Economists were somewhat baffled by Wednesday’s congressional testimony from U.S. Federal Reserve Board chairman Ben Bernanke.

In a research note, BMO Capital Markets reports that it was rumoured that Bernanke would announce that the Fed was cutting the interest rate it paid on banks holdings of excess reserves in his congressional testimony. “Some have suggested that the rumor touched off yesterday’s rally in stocks,” it notes.

Instead, it says, his statement focused on ways the Fed “will drain reserves from the system and return its balance sheet to its pre-crisis size and average maturity when the economy approaches full employment — as though that is something the market is worrying about.”

“There is a real disconnect here, as he began his comments with the admission that the recovery has been weaker than expected,” BMO says, noting that the employment picture is a particular concern, credit remains constrained, business and consumer confidence are falling, and the housing market is still troubled, among other signs of weakness.

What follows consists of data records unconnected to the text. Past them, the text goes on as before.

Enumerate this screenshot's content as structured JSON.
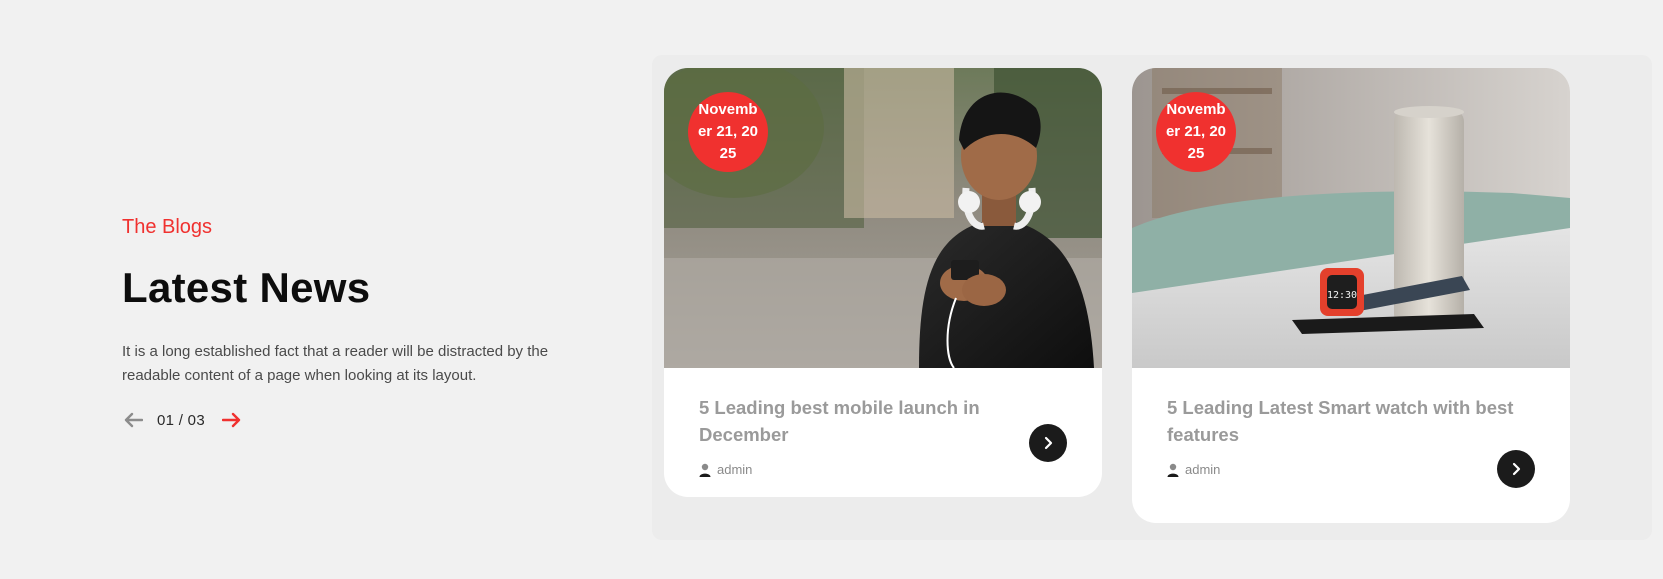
{
  "intro": {
    "eyebrow": "The Blogs",
    "heading": "Latest News",
    "description": "It is a long established fact that a reader will be distracted by the readable content of a page when looking at its layout.",
    "pager": {
      "current": "01",
      "separator": "/",
      "total": "03",
      "display": "01 / 03"
    }
  },
  "posts": [
    {
      "date": "November 21, 2025",
      "title": "5 Leading best mobile launch in December",
      "author": "admin",
      "image": "young-man-with-smartphone-and-headphones"
    },
    {
      "date": "November 21, 2025",
      "title": "5 Leading Latest Smart watch with best features",
      "author": "admin",
      "image": "smartwatch-and-speaker-on-table"
    }
  ],
  "icons": {
    "prev": "arrow-left-icon",
    "next": "arrow-right-icon",
    "author": "user-icon",
    "go": "chevron-right-icon"
  },
  "colors": {
    "accent": "#f0312f",
    "background": "#f1f1f1",
    "card": "#ffffff",
    "button": "#1b1b1b",
    "arrow_inactive": "#8c8c8c"
  }
}
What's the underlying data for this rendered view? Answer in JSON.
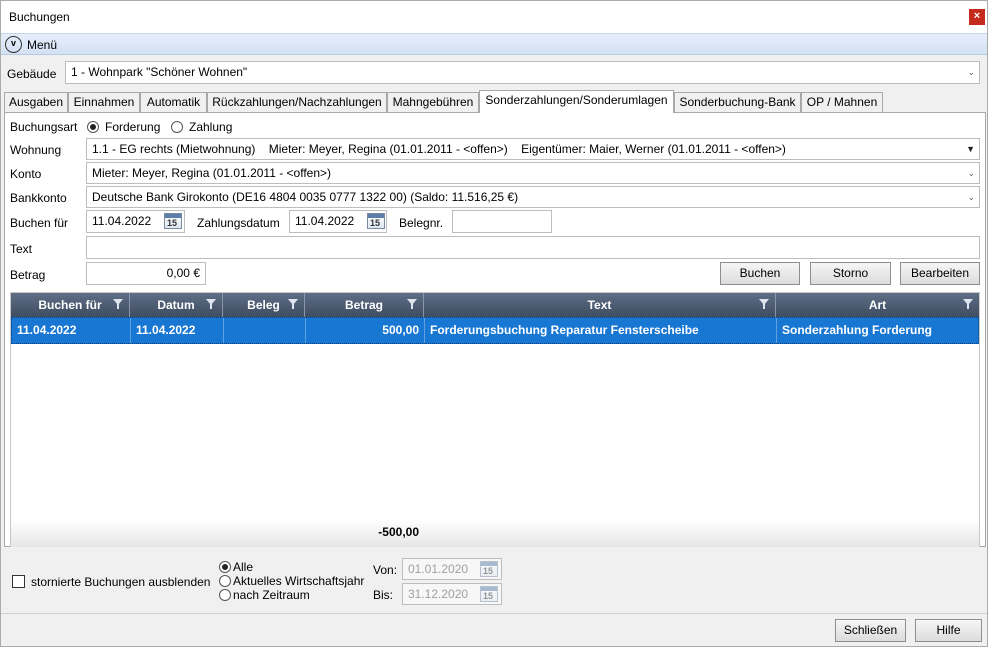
{
  "window": {
    "title": "Buchungen"
  },
  "menu": {
    "label": "Menü"
  },
  "gebaeude": {
    "label": "Gebäude",
    "value": "1 - Wohnpark \"Schöner Wohnen\""
  },
  "tabs": [
    "Ausgaben",
    "Einnahmen",
    "Automatik",
    "Rückzahlungen/Nachzahlungen",
    "Mahngebühren",
    "Sonderzahlungen/Sonderumlagen",
    "Sonderbuchung-Bank",
    "OP / Mahnen"
  ],
  "active_tab": "Sonderzahlungen/Sonderumlagen",
  "form": {
    "buchungsart_label": "Buchungsart",
    "buchungsart_options": [
      "Forderung",
      "Zahlung"
    ],
    "buchungsart_selected": "Forderung",
    "wohnung_label": "Wohnung",
    "wohnung_value": "1.1 - EG rechts (Mietwohnung)    Mieter: Meyer, Regina (01.01.2011 - <offen>)    Eigentümer: Maier, Werner (01.01.2011 - <offen>)",
    "konto_label": "Konto",
    "konto_value": "Mieter: Meyer, Regina (01.01.2011 - <offen>)",
    "bankkonto_label": "Bankkonto",
    "bankkonto_value": "Deutsche Bank Girokonto (DE16 4804 0035 0777 1322 00) (Saldo: 11.516,25 €)",
    "buchen_fuer_label": "Buchen für",
    "buchen_fuer_value": "11.04.2022",
    "zahlungsdatum_label": "Zahlungsdatum",
    "zahlungsdatum_value": "11.04.2022",
    "belegnr_label": "Belegnr.",
    "belegnr_value": "",
    "text_label": "Text",
    "text_value": "",
    "betrag_label": "Betrag",
    "betrag_value": "0,00 €",
    "calendar_icon_text": "15"
  },
  "buttons": {
    "buchen": "Buchen",
    "storno": "Storno",
    "bearbeiten": "Bearbeiten",
    "schliessen": "Schließen",
    "hilfe": "Hilfe"
  },
  "grid": {
    "columns": [
      "Buchen für",
      "Datum",
      "Beleg",
      "Betrag",
      "Text",
      "Art"
    ],
    "rows": [
      {
        "buchen_fuer": "11.04.2022",
        "datum": "11.04.2022",
        "beleg": "",
        "betrag": "500,00",
        "text": "Forderungsbuchung Reparatur Fensterscheibe",
        "art": "Sonderzahlung Forderung"
      }
    ],
    "sum": "-500,00"
  },
  "filter": {
    "hide_canceled_label": "stornierte Buchungen ausblenden",
    "hide_canceled_checked": false,
    "range_options": [
      "Alle",
      "Aktuelles Wirtschaftsjahr",
      "nach Zeitraum"
    ],
    "range_selected": "Alle",
    "von_label": "Von:",
    "von_value": "01.01.2020",
    "bis_label": "Bis:",
    "bis_value": "31.12.2020"
  },
  "colors": {
    "selection": "#1877d2",
    "header": "#4a5870",
    "menubar": "#dce7f6",
    "close": "#c42b1c"
  }
}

TD Economics notes that “near-term economic growth has disappointed and will more than likely come in below the FOMC’s projections for 2010”. And, for 2011, it says that most Fed officials expect growth to range from 3.5% to 4.2%. “While this is a modest downward revision from their earlier estimates, it is still substantially above our forecast of 2.9%. Thus, in our view, the balance of risks is to the downside of the Fed forecasts and augers for further downward revisions in the months ahead,” it says.

“The attention paid in both the speech and the addendum to impediments to credit growth, particularly to small business reveal a Fed that is concerned about the efficacy of monetary policy in stimulating demand,” TD says. “However, to this end, the Fed feels it still has some ammunition left in its arsenal should the economy take a turn for the worse.”

However, economists are somewhat skeptical of both the Fed’s approach, and its capabilities.

TD says that, “While monetary policy remains highly stimulative, the ability of the Fed to aggressively deal with further economic shocks is beginning to run thin.”

“It is difficult to understand why the Fed is taking this tact, especially as the fiscal stimulus is running out and some are calling for immediate fiscal restraint,” BMO says. “Why the Fed finds it prudent to emphasize its ability to re-normalize monetary policy when the output gap closes is beyond me. Deflation, not inflation, will be more troubling for the foreseeable future.”